Devlin was still talking. “That’s why you didn’t want to tell them about me. How do you explain how we met?  You’d have to pick a lie and stick to it, forever. When your family asks what I do for a living – and we both know that was going to be a question, at some point – what answer do you give them? Art acquisition? Wealth redistribution?” He laughed again and the sound was almost acrid in the humid air of the house.

That…that isn’t true,” I protested, hating the weakness and insecurity in my voice. “Why would I even be ashamed of that?”

Devlin shrugged both shoulders. “How should I know? I’m not in your head, Sarah; I’m just good at picking up on signals. And you were signaling ‘shame’ the entire way from the airport to your grandmother’s house. Now that we’re here…” He trailed off, inviting me to fill in the rest of his thought, without explicitly inviting me to do so.
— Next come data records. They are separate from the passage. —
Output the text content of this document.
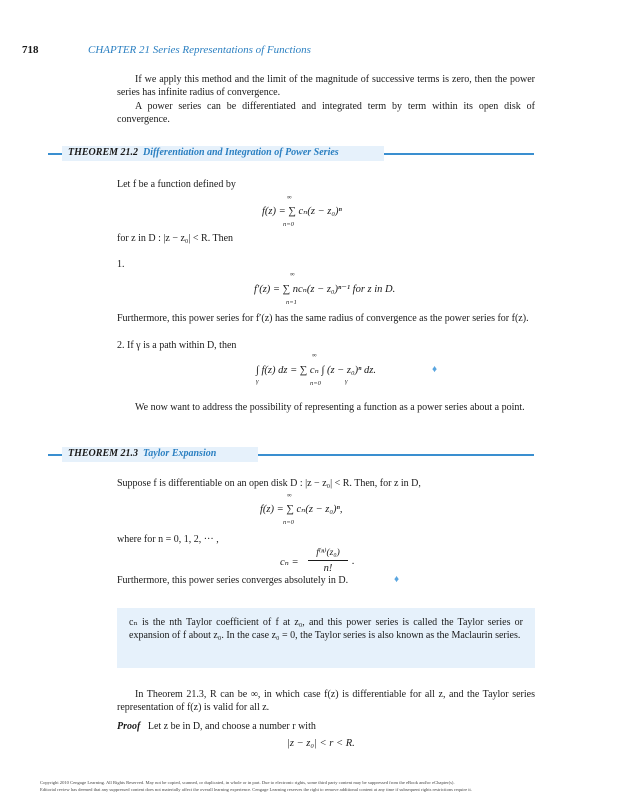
718	CHAPTER 21 Series Representations of Functions
If we apply this method and the limit of the magnitude of successive terms is zero, then the power series has infinite radius of convergence.
A power series can be differentiated and integrated term by term within its open disk of convergence.
THEOREM 21.2 Differentiation and Integration of Power Series
Let f be a function defined by
∞
f(z) = ∑ cₙ(z − z₀)ⁿ
n=0
for z in D : |z − z₀| < R. Then
1.
∞
f′(z) = ∑ ncₙ(z − z₀)ⁿ⁻¹ for z in D.
n=1
Furthermore, this power series for f′(z) has the same radius of convergence as the power series for f(z).
2. If γ is a path within D, then
∞
∫ f(z) dz = ∑ cₙ ∫ (z − z₀)ⁿ dz.
γ	n=0	γ
♦
We now want to address the possibility of representing a function as a power series about a point.
THEOREM 21.3 Taylor Expansion
Suppose f is differentiable on an open disk D : |z − z₀| < R. Then, for z in D,
∞
f(z) = ∑ cₙ(z − z₀)ⁿ,
n=0
where for n = 0, 1, 2, ··· ,
cₙ =
f⁽ⁿ⁾(z₀)
n!
.
Furthermore, this power series converges absolutely in D.	♦

cₙ is the nth Taylor coefficient of f at z₀, and this power series is called the Taylor series or expansion of f about z₀. In the case z₀ = 0, the Taylor series is also known as the Maclaurin series.

In Theorem 21.3, R can be ∞, in which case f(z) is differentiable for all z, and the Taylor series representation of f(z) is valid for all z.
Proof Let z be in D, and choose a number r with
|z − z₀| < r < R.
Copyright 2010 Cengage Learning. All Rights Reserved. May not be copied, scanned, or duplicated, in whole or in part. Due to electronic rights, some third party content may be suppressed from the eBook and/or eChapter(s).
Editorial review has deemed that any suppressed content does not materially affect the overall learning experience. Cengage Learning reserves the right to remove additional content at any time if subsequent rights restrictions require it.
I couldn’t find any words to fill the silence. As soon as Devlin had spoken his suspicions out loud, they’d found purchase in my brain and refused to relax their grip. I restricted myself to staring in his direction, while my mouth worked open and closed in search of the proper answer.

No such answer arrived.

After nearly a full minute of this, Devlin shrugged again. “Anyway. I just wanted to apologize. It won’t get in the way of the job again, promise. I just needed some time to process.”
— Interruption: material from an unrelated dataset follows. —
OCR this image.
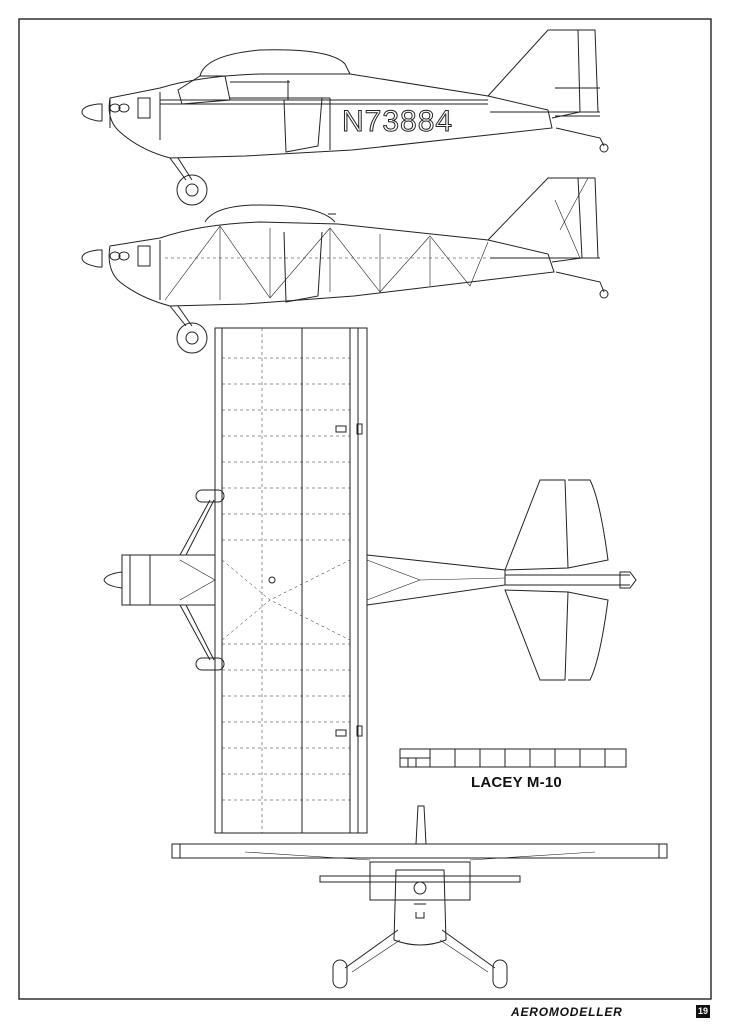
N73884
LACEY M-10
AEROMODELLER	19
I wanted to tell him that he was processing this wrong, that there were a dozen reasons why someone in my position would have made the choice I’d made. But that would have been a lie: there were only a precious few reasons someone would emerge from the shelter of privilege, take up life as a hacker, and still balk at the idea of introducing a loved one to family.  Fear wasn’t one of them.
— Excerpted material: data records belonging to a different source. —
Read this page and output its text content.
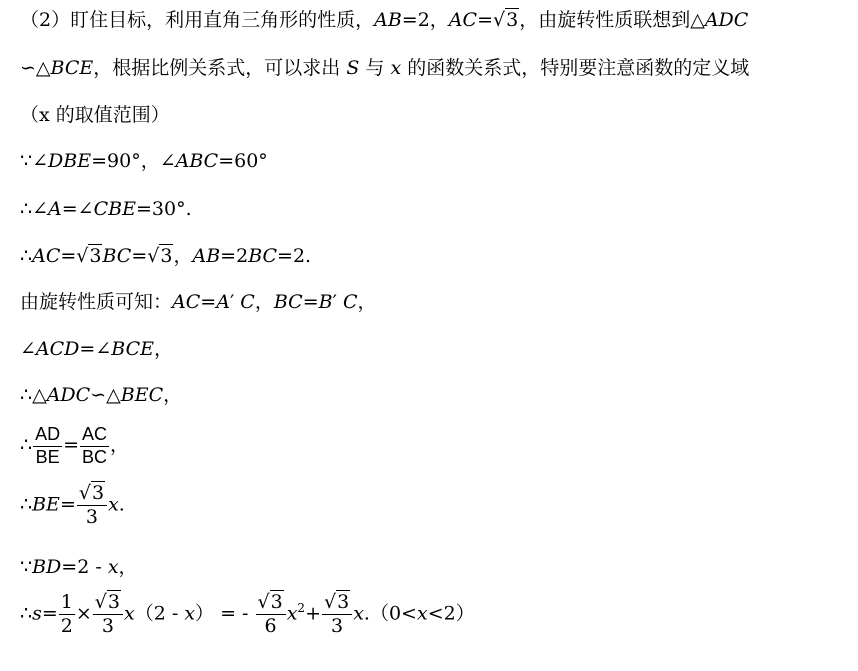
（2）盯住目标，利用直角三角形的性质，AB=2，AC=√3，由旋转性质联想到△ADC
∽△BCE，根据比例关系式，可以求出 S 与 x 的函数关系式，特别要注意函数的定义域
（x 的取值范围）
∵∠DBE=90°，∠ABC=60°
∴∠A=∠CBE=30°.
∴AC=√3BC=√3，AB=2BC=2.
由旋转性质可知：AC=A′ C，BC=B′ C，
∠ACD=∠BCE，
∴△ADC∽△BEC，
∴ $\frac{AD}{BE} = \frac{AC}{BC}$ ，
∴BE= $\frac{√3}{3} x$.
∵BD=2 - x，
∴s= $\frac{1}{2} \times \frac{√3}{3} x(2 - x)$ = - $\frac{√3}{6} x^2+ \frac{√3}{3} x.(0<x<2)$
So, what was Devlin actually right? Was I using the imagined reactions of my parents as an excuse to cover some deep-seated insecurities?

Are we good?”

I hauled myself back into the present. “What?”

Are we good?” Devlin repeated. “Everyone made mistakes, so everyone could use a do-over. Sound like a deal?”

I nodded to signal my agreement, but also because I couldn’t quite trust my voice. Almost every cell in my body wanted to violently defend themselves against his accusations, but not all of them. Some of them only wanted to curl up in a ball and steadfastly refuse to accep the validity of Devlin’s arguments.

Devlin took the nod as assent, turned, and left the room without another word. I was pretty sure he was still keeping some things close to his vest – which he always did – but I couldn’t deal with the prospect of navigating through his accusations and then checking myself for any corresponding thoughts.

What I needed, I realized, was an appointment with Doctor Bridges.

But, that appointment being currently out of the question, I choose instead to busy myself with the process of unpacking and cleaning up the mess I’d made while tearing through my luggage. That didn’t take nearly as long as expected. I sought out places to stash clothing and made use of them. Still, no one returned to the room.

Eventually, with nothing left to do, I laid down on the bed and allowed exhaustion to seep back into my conscious mind. When Michel returned to the room – if Michel returned to the room – he would have found me passed out on top of the sheets. To an outside observer, I might even have looked peaceful in sleep.

But, within the walls of my own mind, I was anything but peaceful. Echoing refrains of Devlin’s accusation returned to me in the darkness, time and time again, and my sleep – if that’s what you could even call it – was anything but restful.